• Age:≥5 years old;

• Diagnosed with SLE according to the 2019 EULAR/ACR SLE classification criteria；Still in moderate to severe disease activity despite ≥3M of high dose glucocorticoids(prednisone≥1mg/kg/d or other equivalent amount of other steriod ), hydroxychloroquine and at least 2 of the following treatments(cyclophosphamide, MMF, azathioprine, methotrexate, cyclosporin, tacrolimus, sirolimus, leflunomide, telitacicept, Beliumab, and rituximab); or Intolerant to standard treatments;

• SLEDAI 2K score≥8 points;

• The functions of important organs are as follows: Cardiac function: Left ventricular ejection fraction (LVEF) ≥55% with no obvious abnormality in electrocardiogram; Renal function: eGFR≥30ML/min/1.73m2；Liver function: Asparagus cochinchinensis transase (AST) and Alanine Aminotransferase (ALT)≤3.0 ULN, Total Bilirubin (TBIL) in serum ≤2.0×ULN; Lung function: No serious lung lesions, SpO2≥92%;

• No prior CAR-T therapy; or recurrence or poor response after previous treatment with autologous or allogeneic CAR-T targeting CD19 (as assessed by the investigator).

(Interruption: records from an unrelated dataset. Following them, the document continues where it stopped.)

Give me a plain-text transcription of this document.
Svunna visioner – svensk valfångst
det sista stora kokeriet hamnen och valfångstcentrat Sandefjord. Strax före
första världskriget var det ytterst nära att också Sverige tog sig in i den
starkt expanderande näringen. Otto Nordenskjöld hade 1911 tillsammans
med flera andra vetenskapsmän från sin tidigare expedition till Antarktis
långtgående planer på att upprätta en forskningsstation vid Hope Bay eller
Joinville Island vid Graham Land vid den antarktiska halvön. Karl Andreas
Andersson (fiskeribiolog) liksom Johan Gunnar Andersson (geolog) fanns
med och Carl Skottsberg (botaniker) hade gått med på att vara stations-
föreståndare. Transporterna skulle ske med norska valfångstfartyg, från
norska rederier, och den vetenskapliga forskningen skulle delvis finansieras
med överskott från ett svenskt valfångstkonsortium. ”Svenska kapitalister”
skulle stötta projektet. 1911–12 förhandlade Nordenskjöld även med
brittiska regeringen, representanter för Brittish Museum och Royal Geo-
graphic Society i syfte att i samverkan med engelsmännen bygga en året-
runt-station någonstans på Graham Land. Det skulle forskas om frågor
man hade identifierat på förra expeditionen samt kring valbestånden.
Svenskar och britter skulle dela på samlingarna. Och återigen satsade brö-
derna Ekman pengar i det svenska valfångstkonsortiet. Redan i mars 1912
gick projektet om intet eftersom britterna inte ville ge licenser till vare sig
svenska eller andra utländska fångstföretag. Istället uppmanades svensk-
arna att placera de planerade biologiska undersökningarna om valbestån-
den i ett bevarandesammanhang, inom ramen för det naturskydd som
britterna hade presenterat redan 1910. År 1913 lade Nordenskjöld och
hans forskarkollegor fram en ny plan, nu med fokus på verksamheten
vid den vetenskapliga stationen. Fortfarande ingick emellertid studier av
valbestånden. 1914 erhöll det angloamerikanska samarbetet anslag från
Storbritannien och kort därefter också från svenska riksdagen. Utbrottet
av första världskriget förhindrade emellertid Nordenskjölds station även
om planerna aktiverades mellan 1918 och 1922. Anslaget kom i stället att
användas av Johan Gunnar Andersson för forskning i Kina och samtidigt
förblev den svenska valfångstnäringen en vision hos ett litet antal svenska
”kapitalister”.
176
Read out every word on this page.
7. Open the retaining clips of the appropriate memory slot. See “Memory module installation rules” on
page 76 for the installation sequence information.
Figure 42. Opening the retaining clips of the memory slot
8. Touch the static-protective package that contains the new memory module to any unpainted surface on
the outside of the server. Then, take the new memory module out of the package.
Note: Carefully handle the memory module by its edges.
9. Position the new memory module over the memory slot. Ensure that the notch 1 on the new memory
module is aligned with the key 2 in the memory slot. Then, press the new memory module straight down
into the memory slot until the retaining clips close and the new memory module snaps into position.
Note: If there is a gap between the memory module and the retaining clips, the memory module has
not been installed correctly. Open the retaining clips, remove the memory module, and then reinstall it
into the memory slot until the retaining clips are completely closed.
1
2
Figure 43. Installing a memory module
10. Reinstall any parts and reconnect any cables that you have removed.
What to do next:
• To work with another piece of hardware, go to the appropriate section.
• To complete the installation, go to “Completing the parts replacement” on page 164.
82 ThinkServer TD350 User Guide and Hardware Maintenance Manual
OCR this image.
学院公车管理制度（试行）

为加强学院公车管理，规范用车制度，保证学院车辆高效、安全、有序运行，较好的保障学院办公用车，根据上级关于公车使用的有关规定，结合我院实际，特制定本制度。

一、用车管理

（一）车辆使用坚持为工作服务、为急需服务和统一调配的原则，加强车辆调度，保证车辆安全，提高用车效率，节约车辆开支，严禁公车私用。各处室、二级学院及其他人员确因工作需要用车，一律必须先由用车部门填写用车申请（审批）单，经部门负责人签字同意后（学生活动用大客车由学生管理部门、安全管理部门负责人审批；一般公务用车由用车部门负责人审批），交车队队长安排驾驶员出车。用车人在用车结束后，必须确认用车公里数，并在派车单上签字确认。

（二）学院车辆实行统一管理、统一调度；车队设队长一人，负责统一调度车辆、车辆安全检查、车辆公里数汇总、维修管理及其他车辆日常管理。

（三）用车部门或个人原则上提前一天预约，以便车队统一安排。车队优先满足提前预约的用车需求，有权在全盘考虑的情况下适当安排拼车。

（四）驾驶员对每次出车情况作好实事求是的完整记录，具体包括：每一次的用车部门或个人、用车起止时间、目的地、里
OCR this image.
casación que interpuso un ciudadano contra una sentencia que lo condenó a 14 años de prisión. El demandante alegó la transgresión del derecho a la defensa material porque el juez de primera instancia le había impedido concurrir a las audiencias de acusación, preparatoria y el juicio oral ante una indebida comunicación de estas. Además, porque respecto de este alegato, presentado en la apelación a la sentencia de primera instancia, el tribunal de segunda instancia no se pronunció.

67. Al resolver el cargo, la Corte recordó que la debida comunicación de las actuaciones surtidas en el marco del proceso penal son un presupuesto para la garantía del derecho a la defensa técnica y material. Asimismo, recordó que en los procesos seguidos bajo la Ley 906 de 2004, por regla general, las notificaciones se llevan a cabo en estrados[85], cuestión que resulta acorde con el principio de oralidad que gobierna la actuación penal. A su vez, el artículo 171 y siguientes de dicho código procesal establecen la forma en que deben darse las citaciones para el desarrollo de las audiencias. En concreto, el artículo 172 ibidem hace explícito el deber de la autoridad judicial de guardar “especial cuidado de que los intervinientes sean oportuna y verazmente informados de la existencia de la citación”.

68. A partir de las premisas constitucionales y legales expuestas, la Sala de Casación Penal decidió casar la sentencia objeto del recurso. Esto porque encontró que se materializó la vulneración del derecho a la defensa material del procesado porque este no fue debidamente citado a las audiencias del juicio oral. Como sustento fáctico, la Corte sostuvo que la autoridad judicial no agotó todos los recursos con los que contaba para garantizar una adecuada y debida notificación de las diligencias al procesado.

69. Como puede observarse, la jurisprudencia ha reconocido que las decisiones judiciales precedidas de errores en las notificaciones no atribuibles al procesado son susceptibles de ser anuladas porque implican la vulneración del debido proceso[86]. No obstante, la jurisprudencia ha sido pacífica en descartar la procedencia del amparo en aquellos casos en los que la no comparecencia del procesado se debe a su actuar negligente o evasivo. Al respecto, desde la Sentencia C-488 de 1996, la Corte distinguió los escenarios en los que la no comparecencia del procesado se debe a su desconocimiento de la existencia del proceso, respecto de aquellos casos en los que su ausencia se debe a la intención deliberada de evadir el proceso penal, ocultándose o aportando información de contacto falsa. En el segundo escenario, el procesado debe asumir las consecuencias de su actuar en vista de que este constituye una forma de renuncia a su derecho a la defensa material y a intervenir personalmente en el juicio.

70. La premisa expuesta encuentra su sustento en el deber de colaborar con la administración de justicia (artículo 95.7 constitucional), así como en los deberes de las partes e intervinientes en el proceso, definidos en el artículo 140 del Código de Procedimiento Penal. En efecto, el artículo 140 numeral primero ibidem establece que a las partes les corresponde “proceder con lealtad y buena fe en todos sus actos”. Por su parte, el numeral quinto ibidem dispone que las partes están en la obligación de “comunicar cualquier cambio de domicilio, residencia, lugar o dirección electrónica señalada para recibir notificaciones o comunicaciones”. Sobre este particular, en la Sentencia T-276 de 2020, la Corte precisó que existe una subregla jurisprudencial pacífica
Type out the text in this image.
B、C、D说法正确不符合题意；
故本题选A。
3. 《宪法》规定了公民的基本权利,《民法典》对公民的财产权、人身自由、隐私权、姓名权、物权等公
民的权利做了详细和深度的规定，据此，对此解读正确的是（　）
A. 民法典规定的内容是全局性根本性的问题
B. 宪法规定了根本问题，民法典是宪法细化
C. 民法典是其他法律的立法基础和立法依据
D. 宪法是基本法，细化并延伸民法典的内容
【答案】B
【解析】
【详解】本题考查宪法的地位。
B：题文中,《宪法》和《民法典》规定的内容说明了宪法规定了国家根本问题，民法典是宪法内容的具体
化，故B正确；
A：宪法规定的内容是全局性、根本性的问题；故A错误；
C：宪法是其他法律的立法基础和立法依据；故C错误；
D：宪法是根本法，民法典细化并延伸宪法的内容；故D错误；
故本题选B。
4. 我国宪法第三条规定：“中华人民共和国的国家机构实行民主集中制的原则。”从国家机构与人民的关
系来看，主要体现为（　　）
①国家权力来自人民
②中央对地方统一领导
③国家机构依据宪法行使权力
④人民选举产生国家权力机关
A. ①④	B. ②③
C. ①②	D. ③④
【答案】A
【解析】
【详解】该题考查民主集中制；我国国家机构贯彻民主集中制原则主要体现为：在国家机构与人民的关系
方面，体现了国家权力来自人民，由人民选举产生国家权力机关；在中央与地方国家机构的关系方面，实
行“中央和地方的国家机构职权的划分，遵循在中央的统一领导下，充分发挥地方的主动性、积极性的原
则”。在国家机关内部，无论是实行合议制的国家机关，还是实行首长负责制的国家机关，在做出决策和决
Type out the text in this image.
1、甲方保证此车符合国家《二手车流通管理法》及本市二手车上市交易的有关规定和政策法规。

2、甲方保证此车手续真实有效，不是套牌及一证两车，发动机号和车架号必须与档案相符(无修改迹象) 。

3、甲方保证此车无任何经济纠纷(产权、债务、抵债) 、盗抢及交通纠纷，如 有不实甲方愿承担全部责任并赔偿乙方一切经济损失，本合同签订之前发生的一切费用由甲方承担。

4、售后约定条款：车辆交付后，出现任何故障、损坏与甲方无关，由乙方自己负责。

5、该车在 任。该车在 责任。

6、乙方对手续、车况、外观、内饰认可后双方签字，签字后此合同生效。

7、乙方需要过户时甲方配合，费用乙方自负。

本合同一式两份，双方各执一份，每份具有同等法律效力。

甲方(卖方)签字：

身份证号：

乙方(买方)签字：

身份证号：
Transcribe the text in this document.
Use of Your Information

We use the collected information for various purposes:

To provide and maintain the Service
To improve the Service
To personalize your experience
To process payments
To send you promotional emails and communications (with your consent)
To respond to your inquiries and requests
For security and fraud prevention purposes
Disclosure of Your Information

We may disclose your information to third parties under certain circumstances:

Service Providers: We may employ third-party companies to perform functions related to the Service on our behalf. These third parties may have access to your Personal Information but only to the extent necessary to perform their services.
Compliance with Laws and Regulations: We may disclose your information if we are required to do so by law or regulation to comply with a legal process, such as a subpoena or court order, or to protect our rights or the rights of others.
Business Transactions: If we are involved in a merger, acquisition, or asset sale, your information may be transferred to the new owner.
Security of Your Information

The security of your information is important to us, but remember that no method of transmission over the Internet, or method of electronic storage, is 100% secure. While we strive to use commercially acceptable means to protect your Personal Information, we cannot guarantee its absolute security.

• Met the standards of leukapheresis or intravenous blood collection, No contraindication for cell collection;

• Negative pregnancy test for female Subjects of childbearing age, agree to take effective contraceptive measures the first year after CAR-T infusion;

• Participants or their guardians agrees to participate in the clinical trial and sign the informed consent form which indicating that he/she understands the purpose and procedure of the clinical trial and is willing to participate in the study.